A nível pessoal, não tenho nada contra Pedro Passos Coelho, e é muito
louvável que tenha abandonado completamente a vida política para trabalhar
no setor privado. Um político que realmente contribui para a sociedade – que
raridade. Tornou-se consensual que Passos Coelho foi o melhor primeiro-
ministro que Portugal teve em décadas, e devemos estar gratos pelo que
conseguiu alcançar.
Um mito sebastianista cresceu em torno de Passos Coelho. Mas pergunto: este
homem era um liberal ou meramente um pragmático? O pragmatista tem
valores bipolares, cujas tendências niilistas podem levar ao barbarismo em
circunstâncias extremas. Teria sido tão eficaz se governasse em circunstâncias
normais? Ele quis tornar crime público a violação da obrigação de alimentos,
fundou uma nova empresa pública (Agência de Gestão da Tesouraria e da
Dívida Pública), aumentou o salário mínimo nacional e desejava fortalecer a
concertação social, um resquício do corporativismo. Todos os indícios apontam
para que não, e as propostas contidas no seu programa eleitoral de 2015
comprovam-no.
Para começar, ele defendeu um estreitamento das relações com a União
Europeia, considerando a expansão da adesão uma necessidade. Todavia,
mais preocupante foi o seu apoio duma União Financeira para o Crescimento e
Estabilidade. Esta medida exigiria uma união bancária e um sistema comum de
garantia de depósitos em toda a Europa, eliminando efetivamente a
concorrência no setor. O objetivo declarado era combater flutuações
económicas e criar esquemas de seguro-desemprego (p.145). No entanto, isto
resultaria na socialização das perdas bancárias, pois os depósitos seriam
garantidos coletivamente e os prejuízos recaírem sobre os contribuintes
europeus – e não só os cidadãos dum país – permitindo investimentos
desastrosas sem consequências aos banqueiros (e estadistas) responsáveis.
Essa é a ameaça do supranacionalismo: Os estados-membros mais ricos
subsidiariam políticas monetárias (estupidas) de outros, gerando ressentimento
público em vez de união. Isso enfraqueceria a autodeterminação e a autonomia
numa Europa já prejudicada pela burocracia. Apesar do seu confronto com o
BES, o PPC não pode ser visto como um adepto da banca livre.

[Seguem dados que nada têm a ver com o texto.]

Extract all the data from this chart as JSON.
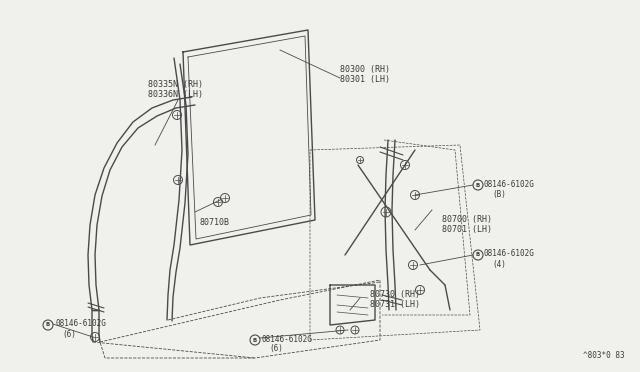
{
  "bg_color": "#f0f0ec",
  "line_color": "#4a4a4a",
  "text_color": "#3a3a3a",
  "diagram_ref": "^803*0 83",
  "parts": {
    "left_frame_label": "80335N (RH)\n80336N (LH)",
    "glass_label": "80300 (RH)\n80301 (LH)",
    "sash_label": "80710B",
    "reg_label": "80700 (RH)\n80701 (LH)",
    "motor_label": "80730 (RH)\n80731 (LH)",
    "bolt_bl": "08146-6102G\n   (6)",
    "bolt_bc": "08146-6102G\n   (6)",
    "bolt_rb": "08146-6102G\n   (B)",
    "bolt_r4": "08146-6102G\n   (4)"
  }
}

O programa de 2015 também não previa novas privatizações (exceto a TAP,
que já estava em andamento). O número de empresas sob controlo do Estado
no primeiro trimestre de 2016 – já com os socialistas no poder – retrata um
Estado gigantesco, abrangendo hospitais, escolas, saneamento, bancário e
financeiro, turismo, transportes, habitação, tudo isso quando Passos Coelho foi
constitucionalmente destituído apenas alguns meses antes.
O programa reconhecia a superioridade do mercado livre na organização
económica e alocação de recursos, mas propôs mais regulação, minando-o ao tentar corrigir “falhas de mercado”. Durante o seu primeiro governo foi criado o
“Tribunal da Concorrência, Regulação e Supervisão”, reestruturando entidades
reguladoras ao fundir ANACOM e ERC, reforçando poderes com medidas
preventivas e precauções (p.142). Reguladores não são superiores aos
jogadores do mercado; a crença de que preveem melhor que os agentes
económicos é um ideal gnóstico. O mercado autorregula-se através da escolha
do consumidor, concorrência e reputação, tornando a intervenção estatal
disruptiva.
Na habitação, apesar do fim dos congelamentos de rendas e uma intenção de
liberalizar o setor, propôs expandir a habitação social e benefícios para
inquilinos de baixos rendimentos, desincentivando o investimento privado. Uma
vez que os subsídios aumentariam o rendimento disponível dos inquilinos, os
senhorios começariam a cobrar mais. Em Portugal, onde a procura supera a
oferta devido a leis de zoneamento e regulações, o preço subiria com a
concorrência entre inquilinos. Não há indicação (apenas em 2017 para frente)
de que Passos Coelho teria endurecido políticas migratórias, deixando a crise
habitacional quase inalterada aos dias de hoje. A reabilitação urbana
privilegiava investimentos públicos via Portugal 2020 e Banco Europeu de
Investimento (em soma dos 3 mil milhões de euros), aumentando a procura
artificialmente e inflacionando preços, favorecendo renovadores políticos em
detrimento de pequenos proprietários. Isto ia expandir ainda mais o estado
social e a dependência de subsídios, agravando a carga fiscal sobre setores
produtivos. Ademais, promoveria a migração rural-urbana, causando pressões
demográficas que o mercado não ajustaria facilmente.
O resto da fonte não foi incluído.